Art. XVIII.—On the occurrence of Orobanche; a genus new to the Flora of New Zealand.
[Read before the Auckland Institute, September 20, 1869.]
Mr. Robert Mair, of Whangarei, has favoured me with a specimen of an Orobanche, discovered by him, and from the interest attending the first discovery of a Broom rape in this colony, I venture to make a few remarks upon the specimen so kindly sent, chiefly with the view of directing the attention of other botanists to the genus.
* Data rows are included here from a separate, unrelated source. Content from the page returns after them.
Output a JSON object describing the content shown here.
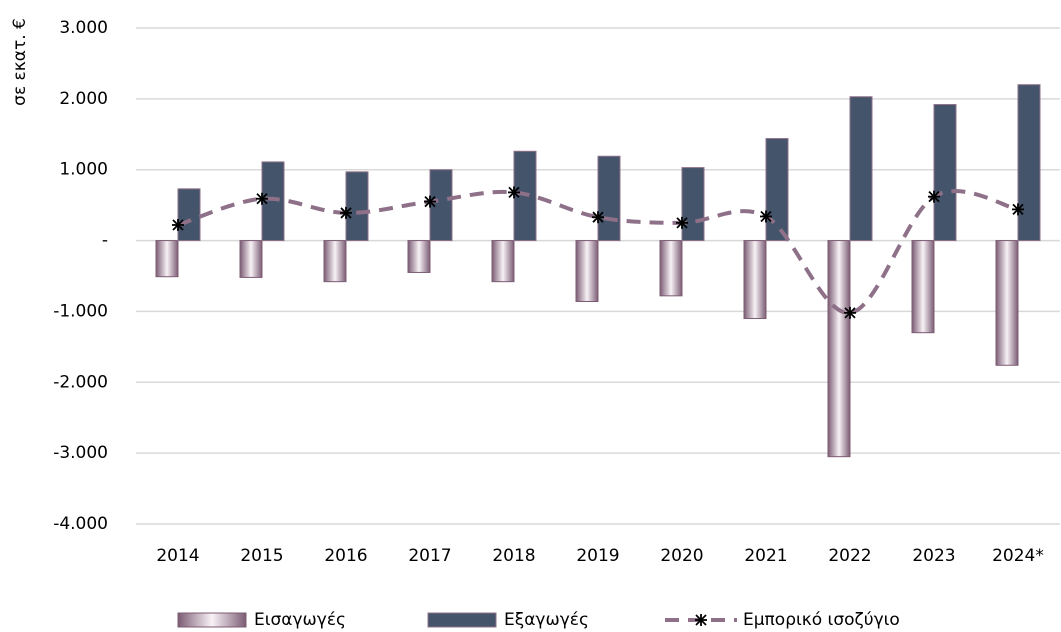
{
  "chart_data": {
    "type": "bar",
    "y_label": "σε εκατ. €",
    "categories": [
      "2014",
      "2015",
      "2016",
      "2017",
      "2018",
      "2019",
      "2020",
      "2021",
      "2022",
      "2023",
      "2024*"
    ],
    "series": [
      {
        "name": "Εισαγωγές",
        "type": "bar",
        "color": "#7b5c74",
        "values": [
          -510,
          -520,
          -580,
          -450,
          -580,
          -860,
          -780,
          -1100,
          -3050,
          -1300,
          -1760
        ]
      },
      {
        "name": "Εξαγωγές",
        "type": "bar",
        "color": "#44546a",
        "values": [
          730,
          1110,
          970,
          1000,
          1260,
          1190,
          1030,
          1440,
          2030,
          1920,
          2200
        ]
      },
      {
        "name": "Εμπορικό ισοζύγιο",
        "type": "line",
        "color": "#8e7189",
        "values": [
          220,
          590,
          390,
          550,
          680,
          330,
          250,
          340,
          -1020,
          620,
          440
        ]
      }
    ],
    "ylim": [
      -4000,
      3000
    ],
    "yticks": [
      {
        "value": 3000,
        "label": "3.000"
      },
      {
        "value": 2000,
        "label": "2.000"
      },
      {
        "value": 1000,
        "label": "1.000"
      },
      {
        "value": 0,
        "label": "-"
      },
      {
        "value": -1000,
        "label": "-1.000"
      },
      {
        "value": -2000,
        "label": "-2.000"
      },
      {
        "value": -3000,
        "label": "-3.000"
      },
      {
        "value": -4000,
        "label": "-4.000"
      }
    ],
    "grid": true,
    "legend": "bottom"
  }
}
The specimen is unhappily in a bad state of preservation, having suffered considerably from the attacks of insects, so that it would not be safe to attempt a diagnosis until better material can be procured. From the solitary bract, and sepals narrowed into subulate points, it evidently belongs to the group of which the European Orobanche minor, which is commonly parasitic on the roots of clover, may be taken as the type, its nearest ally appears to be the O. Picridis (F. W. Schultz), from which it differs (so far as can be judged from the condition of the specimen), in more robust habit, more numerous and closely aggregated flowers, wider bracts, which become much elongated after flowering, in the broader sepals, which are shorter than the tube of the corolla which is more erect, and less ventricose at the base, with narrower tips.
Mr. Mair informs me, “that the plant grows on a sharp ridge, which has never been broken up, and is covered with Pteris esculenta, and a few scattered plants of hawk-weed.” It is probably parasitic on the roots of the hawk-weed.
In the southern hemisphere, this genus is found at the Cape of Good Hope. A solitary species, O. cernua (Loeff.), which is also a Mediterranean plant, is found in Australia, where it is chiefly parasitic on the roots of Senecio lautus.
It might be worth while to search for other members of this genus at the roots of our various Araliads, especially of Panax Colensoi, and P. Lessonii, in hilly districts.